El loco puesto a la cabeza del jurado evidenciaría también la mirada que el inglés podía tener sobre el pueblo hindú como “infantil, irracional y algo loco”.1
El colonizado mira con ajenidad al colonizador cruel; el colonizador menosprecia el saber del colonizado.
La locación del relato es difícil de nombrar. Dice el narrador: “La exacta geografía de los hechos que voy a referir importa muy poco. Además ¿qué precisión guardan en Buenos Aires los nombres de Amritsar o de Udh?” (OC 1: 612). Como en “La muerte y la brújula”,2 también aquí podemos reconocer en el relato un tono rioplatense. En primer lugar, es bien conocida la idéntica descripción que Borges hace del hombre en el umbral con la de un personaje de “El Sur”. Dice del primero: “inmóvil como una cosa, se acurrucaba en el umbral un hombre muy viejo. Diré cómo era porque es parte esencial de la historia. Los muchos años lo habían reducido y pulido como las aguas a una piedra o las generaciones de los hombres a una sentencia” (OC 1: 613). Y en “El Sur”, un cuento que ocurre en la provincia de Buenos Aires, nos dice: “En el suelo, apoyado en el mostrador se acurrucaba, inmóvil como una cosa, un hombre muy viejo”. En seguida continúa: “Los muchos años lo habían reducido y pulido como las aguas a una piedra o las generaciones de los hombres a una sentencia” (OC 1: 527). Ese sur bonaerense es un espacio asimilado al pasado (un pasado rojo punzó, dice el cuento), en un mundo más antiguo y más firme. Hacia allí viaja el narrador leyendo Las mil y una noches (que también es mencionada en “El hombre en el umbral”). En ambos textos será ese viejo pulido por los años quien interviene para que ocurra la muerte de alguien.

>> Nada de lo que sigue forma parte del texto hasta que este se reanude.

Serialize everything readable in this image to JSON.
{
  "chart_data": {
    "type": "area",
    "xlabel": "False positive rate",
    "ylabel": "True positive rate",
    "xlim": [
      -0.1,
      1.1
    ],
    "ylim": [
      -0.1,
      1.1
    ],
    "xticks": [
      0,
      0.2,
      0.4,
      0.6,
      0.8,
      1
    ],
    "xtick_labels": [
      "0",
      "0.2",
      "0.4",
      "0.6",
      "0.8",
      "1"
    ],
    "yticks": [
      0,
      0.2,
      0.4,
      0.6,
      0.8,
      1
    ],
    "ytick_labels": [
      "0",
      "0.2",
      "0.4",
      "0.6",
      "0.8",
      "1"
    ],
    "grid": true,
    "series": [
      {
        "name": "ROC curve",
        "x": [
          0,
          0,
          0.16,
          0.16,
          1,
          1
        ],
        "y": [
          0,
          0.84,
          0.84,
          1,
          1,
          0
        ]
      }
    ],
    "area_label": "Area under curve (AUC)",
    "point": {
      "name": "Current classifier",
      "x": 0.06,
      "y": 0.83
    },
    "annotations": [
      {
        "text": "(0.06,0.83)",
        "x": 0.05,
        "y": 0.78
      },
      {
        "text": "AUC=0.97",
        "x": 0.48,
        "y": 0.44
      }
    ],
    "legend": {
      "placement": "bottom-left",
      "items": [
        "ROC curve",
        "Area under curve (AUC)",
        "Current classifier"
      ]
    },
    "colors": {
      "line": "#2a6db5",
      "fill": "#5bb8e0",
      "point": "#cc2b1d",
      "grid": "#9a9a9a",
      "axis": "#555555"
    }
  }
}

Balderston refiere que este paralelo entre ambos relatos permite pensar que no se confronta oriente y occidente, sino que la tensión se da entre culturas tradicionales e históricas, lo que también ocurre en la Argentina (“En el umbral” 173). En esta idea de un orden inglés dominante y un orden popular que lo confronta o lo desarticula, Balderston relaciona “El hombre en el umbral” con las referencias de Ludmer a la gauchesca como conflicto entre dos leyes: el derecho escrito de la nación estado y el derecho oral de los gauchos (“En el umbral” 168). El hombre del umbral dice que “la justicia inglesa que administraba no era conocida de nadie y los aparentes atropellos del nuevo juez correspondían acaso a válidas y arcanas razones. Todo tendrá justificación en su libro, queríamos pensar” (OC 1: 614, subrayado del autor). La descripción, se trate de la India o de Sudamérica, es la de una población sometida a una ley que le es ajena e impuesta por otros. Borges traza un escenario en el que la supuesta cultura civilizada impone una regla de orden a una población india en ebullición y engendra mediante ese orden un sistema sangriento que la misma población india se ve impulsada a derrocar. El orden coactivo se vuelve barbarie contra la cual se levanta la población supuestamente incivilizada.3
Ludmer señala que la literatura es la construcción de una ecuación lengua-ley. Hay, dice, una literatura para el pueblo y otra por el pueblo. La primera es didáctica. La segunda puede incorporarla u ofrecer otra contraria en donde ley y justicia aparecen nítidamente diferenciadas. Los discursos muestran dos órdenes que conviven y se excluyen. La ley, en este caso, expulsa al gaucho (193-97). La consecuencia es la generación de diálogos paralelos de resistencia. Aquéllos que se reconocen como iguales, astillas del mismo palo, para decirlo con Fierro, miran al estado como enemigo. En Juan Moreira, para tomar otro de los ejemplos centrales de nuestra literatura de fines del siglo XIX, es continua la referencia a la necesidad compartida de establecer comunicaciones, códigos y lazos entre iguales por fuera o
en contra de la injusticia estatal.
Ni Fierro, ni Cruz, ni sus hijos viven en un estado que los contenga; más bien lo que se menciona en el poema de Hernández es una caterva de jueces, políticos, policías y militares ávidos de utilizar al gaucho para provecho propio. El moreno y Fierro coinciden en su mirada negativa sobre la ley: sólo al pobre le rige; es tela de araña que enreda a los bichos chicos; cae sobre el que está abajo (232). El gaucho debe arreglárselas por fuera o en contra de ese estado que lo persigue y lo obliga a la soledad o a la compañía de otros que, también perseguidos, inician fuera del estado un diálogo paralelo (Pitlevnik 34).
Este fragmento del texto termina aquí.